— Ma foi, non ! repris-je. Hasard pour hasard, autant parier pour un cheval moins favorisé. En voilà un, qui est à deux cent cinquante contre un. Je prends Grand Paresseux.

— C’est vouloir perdre. En toute autre occasion je vous donnerais raison. Mais, pour le Grand Prix, je vous le répète, on connaît d’avance les gagnants possibles. Vous avez le choix entre Fille-du-ciel, Parfait II et Notre-Dame.

— J’aime mieux Grand Paresseux. Faut-il que je vous le dise ? Votre hasard limité me déplaît. Je préfère prendre le plus mauvais cheval, ne fût-ce que pour ne pas faire comme tout le monde. »

Dans les tribunes, c’est un miroitement de toilettes aux couleurs printanières. La foule bourdonnante attend, avec une fiévreuse impatience, la sortie des chevaux. Les voici enfin. Montés par des jockeys aux livrées de toutes couleurs, ils prennent un petit galop et s’arrêtent à la limite désignée.

Un monsieur à l’air vénérable abaisse un petit drapeau. La cavalcade s’ébranle d’un seul mouvement et fuit avec une rapidité vertigineuse.

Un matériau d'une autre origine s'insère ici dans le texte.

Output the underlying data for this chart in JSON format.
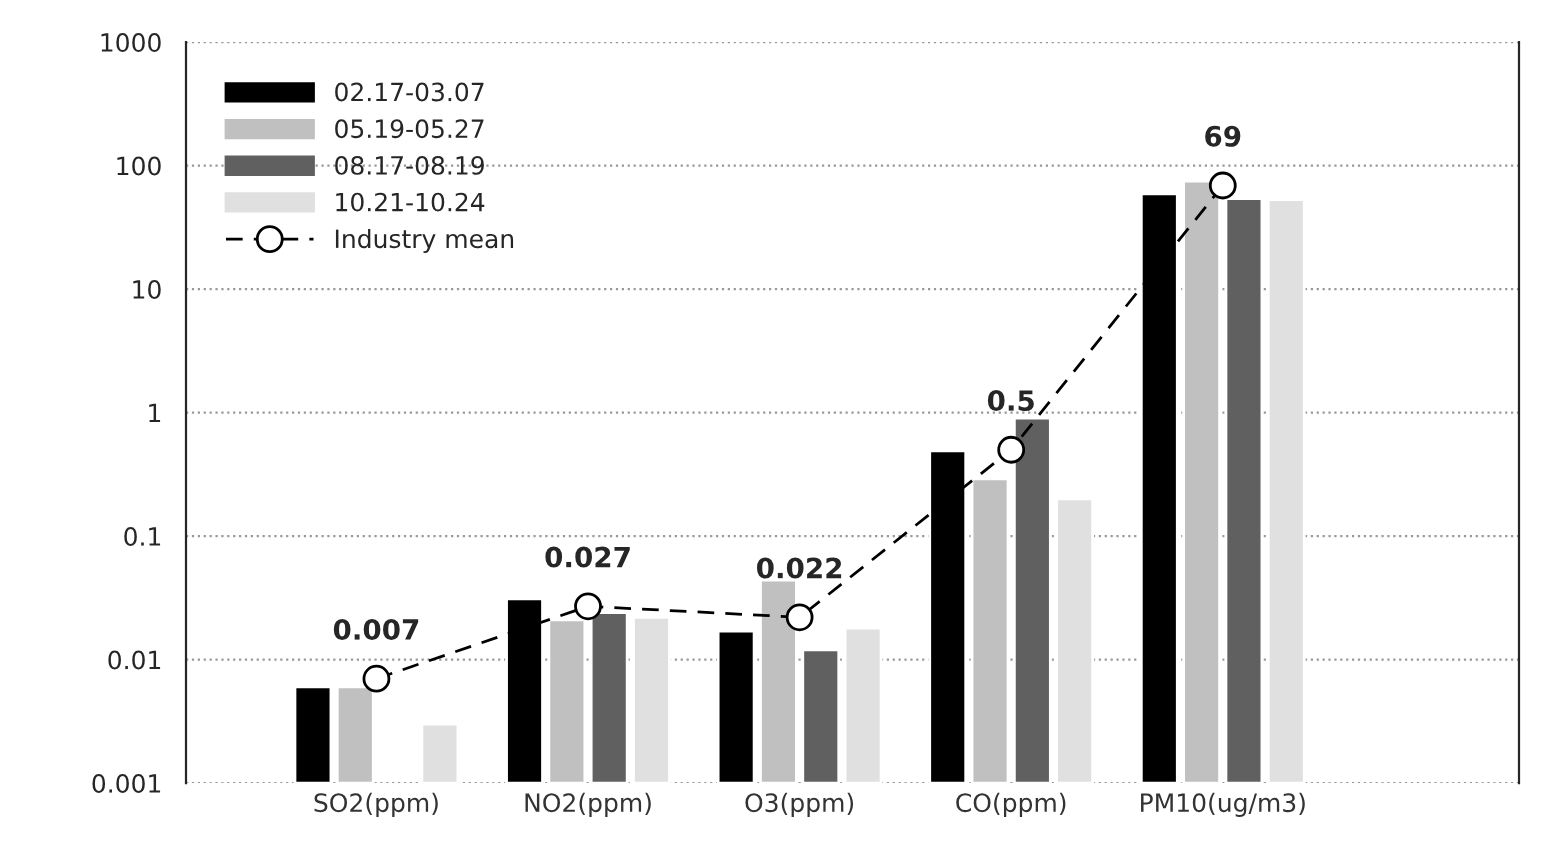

Lorgnettes braquées, têtes anxieusement penchées ; exclamations émues, qui accompagnent chaque péripétie de la course.

Et, pendant que la poussière s’élève sous les pieds du petit escadron, je me sens gagner, moi aussi, par l’émotion des autres. Cette émotion, je la connais : ce n’est, ni une affection particulière pour Fille-du-ciel ou Parfait II, ni une passion effrénée pour l’amélioration de la race chevaline, qui fait battre tant de cœurs. C’est le jeu, le jeu de hasard sous sa forme la plus brutale : le pari, qui a pris possession de nous tous et dont le démon nous emporte le long de la piste.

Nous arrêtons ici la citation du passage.